On 9 September 2010, the European General Court annulled state aid approval for the aggregates levy credit scheme in Northern Ireland, which the previous Government put in place. The Government accordingly had to suspend the scheme with effect from 1 December 2010. That scheme provided an 80% relief from the levy to quarries in Northern Ireland that committed to making environmental improvements to their operations. Following the scheme’s suspension, those quarries became liable for the full levy rate of £2 per tonne, instead of the relieved rate of 40p per tonne.
The aggregates levy credit scheme has brought about significant environmental improvements in the quarrying sector in Northern Ireland. The Government are committed to reinstating the scheme at the earliest opportunity, and I can assure the hon. Member for Bristol East that we are working with the Commission and the Northern Ireland Government to do exactly that. In the Finance Act last year, the previous Government announced and legislated for an increase in the rate of aggregates levy to £2.10 per tonne from 1 April 2011. However, given the suspension of the credit scheme, it would be inappropriate to go ahead with an increase in the rate of the levy, because it would place further pressure on quarries in Northern Ireland.

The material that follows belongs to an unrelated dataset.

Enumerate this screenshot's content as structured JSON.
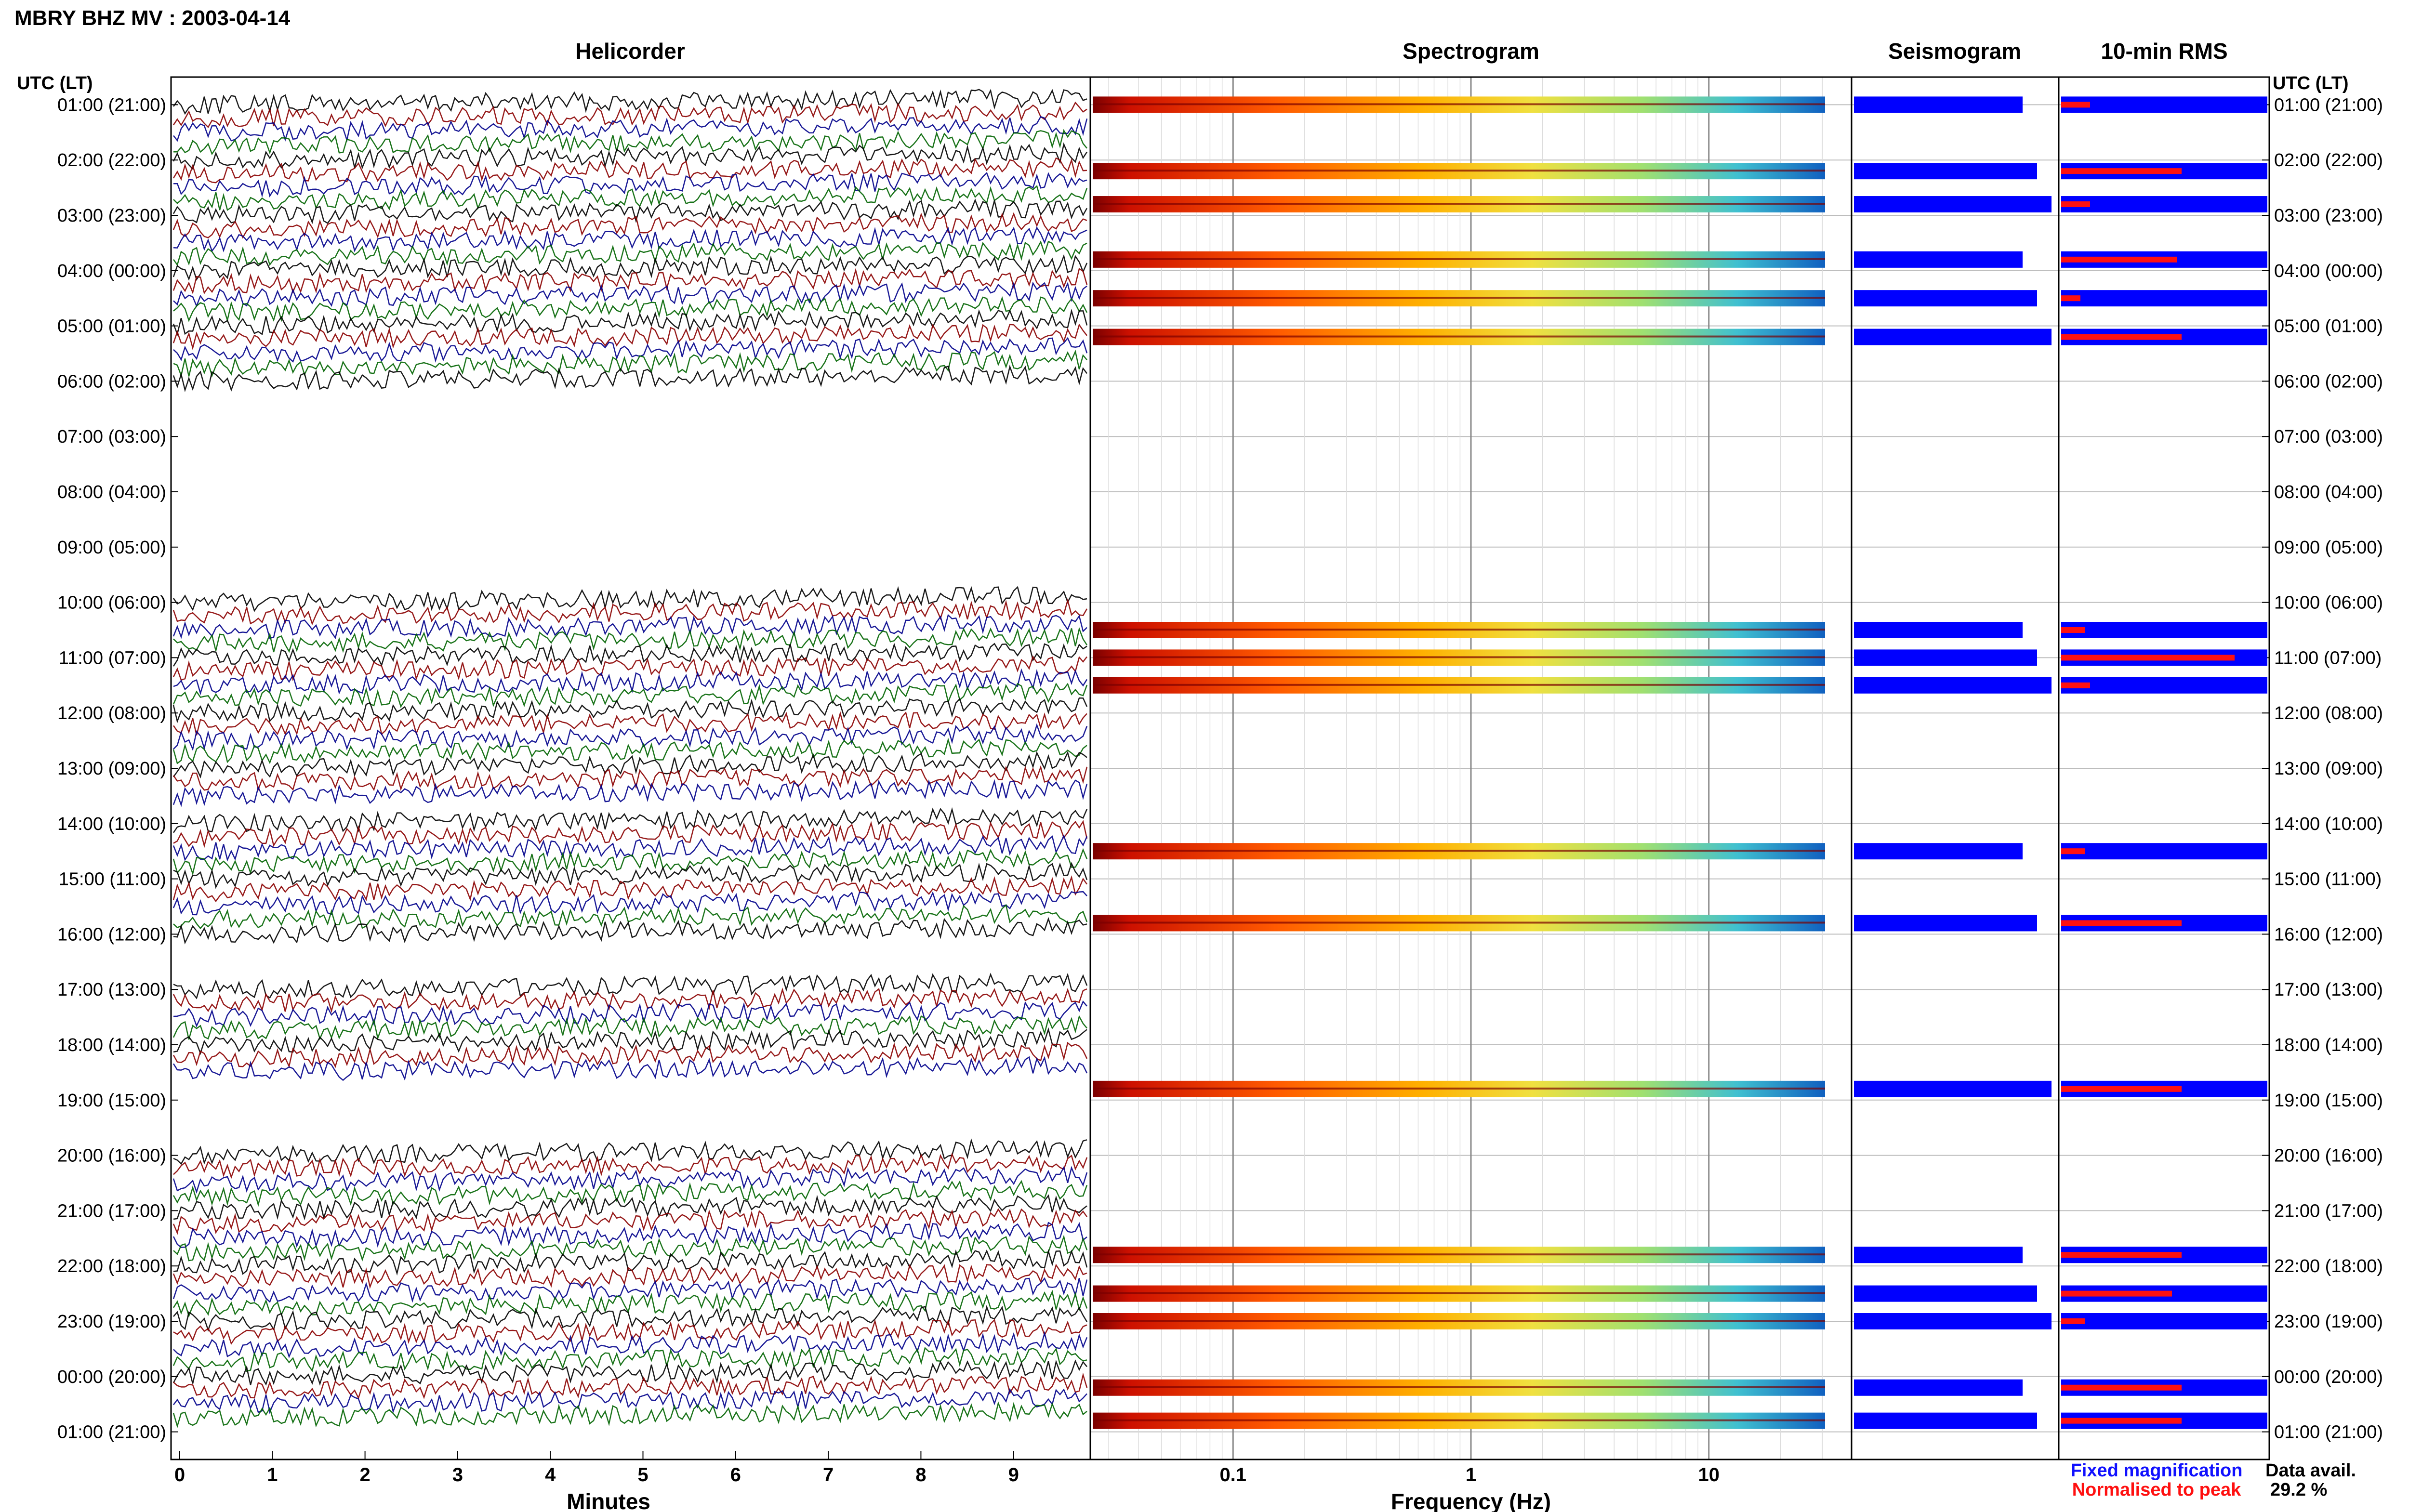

The clause would freeze the rate of the aggregates levy at £2 per tonne. That would affect 786 traders registered for the aggregates levy—mainly quarry owners—and would result in a loss to the Exchequer of £15 million in 2011-12. Freezing the rate in such a manner is an extraordinary step taken in extraordinary circumstances. To ensure that the levy continues to achieve its long-term environmental objectives, the rate needs to increase in line with inflation. It is our intention, therefore, to go ahead with the rate increase to £2.10 on 1 April 2012.
As I have stated, the Government are committed to reinstating the aggregates levy credit scheme at the earliest opportunity. My officials have worked with the Northern Ireland Executive and the quarrying industry in Northern Ireland to provide evidence to the European Commission to support a new decision to give state aid approval to the scheme. I have spoken to Northern Ireland Ministers about their support for such a decision, so that we can understand and agree on the best approach. We are legislating elsewhere in the Bill to enable the introduction of a new scheme as soon as state aid approval is received.
The hon. Lady asked about the abolition of the aggregates levy sustainability fund. Although that fund is coming to an end, other Government funding for environmental projects will continue. We have committed to increasing environmental spending by 21% by 2014-15. That includes spending on flood defences, new low-carbon technologies, and a pioneering commercial carbon capture and storage demonstration plant. The green investment bank is being developed, too. In view of the circumstances, continuing at this time with the aggregates levy increase scheduled for 1 April would be inappropriate.